The recent FlySafair pilot strike exposed vulnerabilities in South Africa’s domestic aviation market, highlighting the risks of relying on a single airline to meet the bulk of the country’s air travel demand.
Last month, FlySafair adjusted flight schedules in response to the strike, resulting in reduced capacity and higher fares across the country. This disruption raised industry concerns about the lack of viable alternatives for travellers.
“Even with challenges from Mango and SAA in the past, the public has been wary about ‘putting all eggs in one basket’, and the strike has again exposed the vulnerabilities in our domestic market. We need more carriers for competition and capacity,” said Za Nkosi, Head of Operations at FCM.
“FlySafair holds a substantial market share due to its large fleet and frequency of routings. This creates a significant gap when they're unavailable. Some domestic carriers simply don't service the routes that FlySafair covers. This also holds the risk of premium pricing and lack of flexibility on routes with few competing airlines, for example, George and East London,” said Belinda Bronner, Operations Manager, Corporate Traveller.
The background
According to industry expert Johan Borstlap, the South African domestic airline industry is under-supplied in terms of seat capacity and choice of carrier.
Borstlap explained that when FlySafair entered the market as a scheduled carrier, its parent company, Safair, already had established infrastructure from its charter services, which occasionally supported carriers like Comair and SAA. The company also leased aircraft to other carriers.
“Due to the shortage of domestic carriers and the closure of Comair, Flysafair used its financial backing to muscle into the market and become the dominant carrier. FlySafair did not need to reduce its fleet during Covid, so it had its full complement of seats available when skies opened again,” said Borstlap.
Although the pilot strike had a major effect on domestic travel, Borstlap says another factor must be considered. “The current Air Service Licensing Council (ASLC) has been in turmoil and has not been adjudicating applications timeously. This meant that new entrants were severely restricted and it also hampered already licensed carriers.”
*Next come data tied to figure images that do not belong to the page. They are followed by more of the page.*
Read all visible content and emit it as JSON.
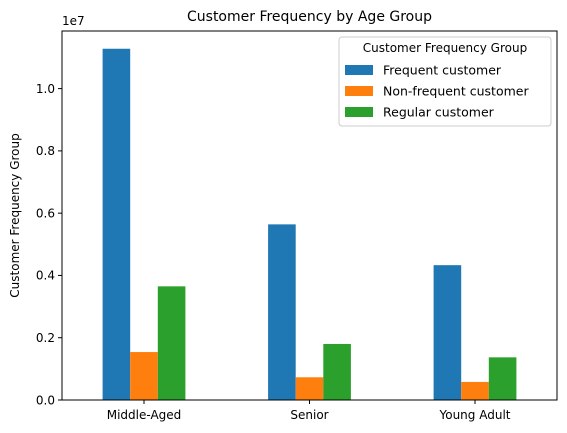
{
  "chart_data": {
    "type": "bar",
    "title": "Customer Frequency by Age Group",
    "xlabel": "",
    "ylabel": "Customer Frequency Group",
    "y_offset_label": "1e7",
    "y_scale": 10000000,
    "ylim": [
      0,
      11850000
    ],
    "yticks": [
      0,
      2000000,
      4000000,
      6000000,
      8000000,
      10000000
    ],
    "ytick_labels": [
      "0.0",
      "0.2",
      "0.4",
      "0.6",
      "0.8",
      "1.0"
    ],
    "categories": [
      "Middle-Aged",
      "Senior",
      "Young Adult"
    ],
    "series": [
      {
        "name": "Frequent customer",
        "color": "#1f77b4",
        "values": [
          11280000,
          5640000,
          4330000
        ]
      },
      {
        "name": "Non-frequent customer",
        "color": "#ff7f0e",
        "values": [
          1540000,
          730000,
          580000
        ]
      },
      {
        "name": "Regular customer",
        "color": "#2ca02c",
        "values": [
          3650000,
          1800000,
          1370000
        ]
      }
    ],
    "legend": {
      "title": "Customer Frequency Group",
      "placement": "top-right"
    },
    "grid": false
  }
}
Little interest from new players
More competition in the market would lead to reduced fares, however, there is little interest from new airlines. “The industry is expensive and following Covid and the demise of Comair, new airlines were very careful about committing to this huge capital input. I guess the thought that Comair, one of the SA’s oldest airlines, could fold scared airlines into rethinking investments,” said Borstlap.
Issues with the ASLC and slow AOC processing by SACAA have also negatively impacted market development.
“The South African airline industry has never operated on a level playing field. SAA being a government-owned airline meant privately-owned airlines were excluded from prime spots and routes in favour of SAA. The government also controlled the Air Services Councils, the CAA, major airports, managed the bilateral air services department and were in control of the air traffic control system and fuel supplies. Guess where that leaves you as an independent airline trying to compete?” added Borstlap.
Building a more balanced industry
To allow airlines to compete on a level field, Borstlap calls for a review of the entire airline regulatory system. “Regulatory compliance needs to be scrutinised and applied equally across the entire domestic airline industry. Government cannot own a competing airline. The Air Services Licensing Councils need to be revisited. There is no room for politics in the airline industry. Same goes for CAA, ACSA and ATNS,” said Borstlap.
He also sees potential for foreign airlines to enter the market. “Great opportunities from airlines like KLM, Emirates, Air France have been squandered due to poor political decisions. Financial institutions will once again look at the airline industry when they see these obstacles removed. South Africa has the potential to be a very strong airline market that will be a major player in Africa,” said Borstlap.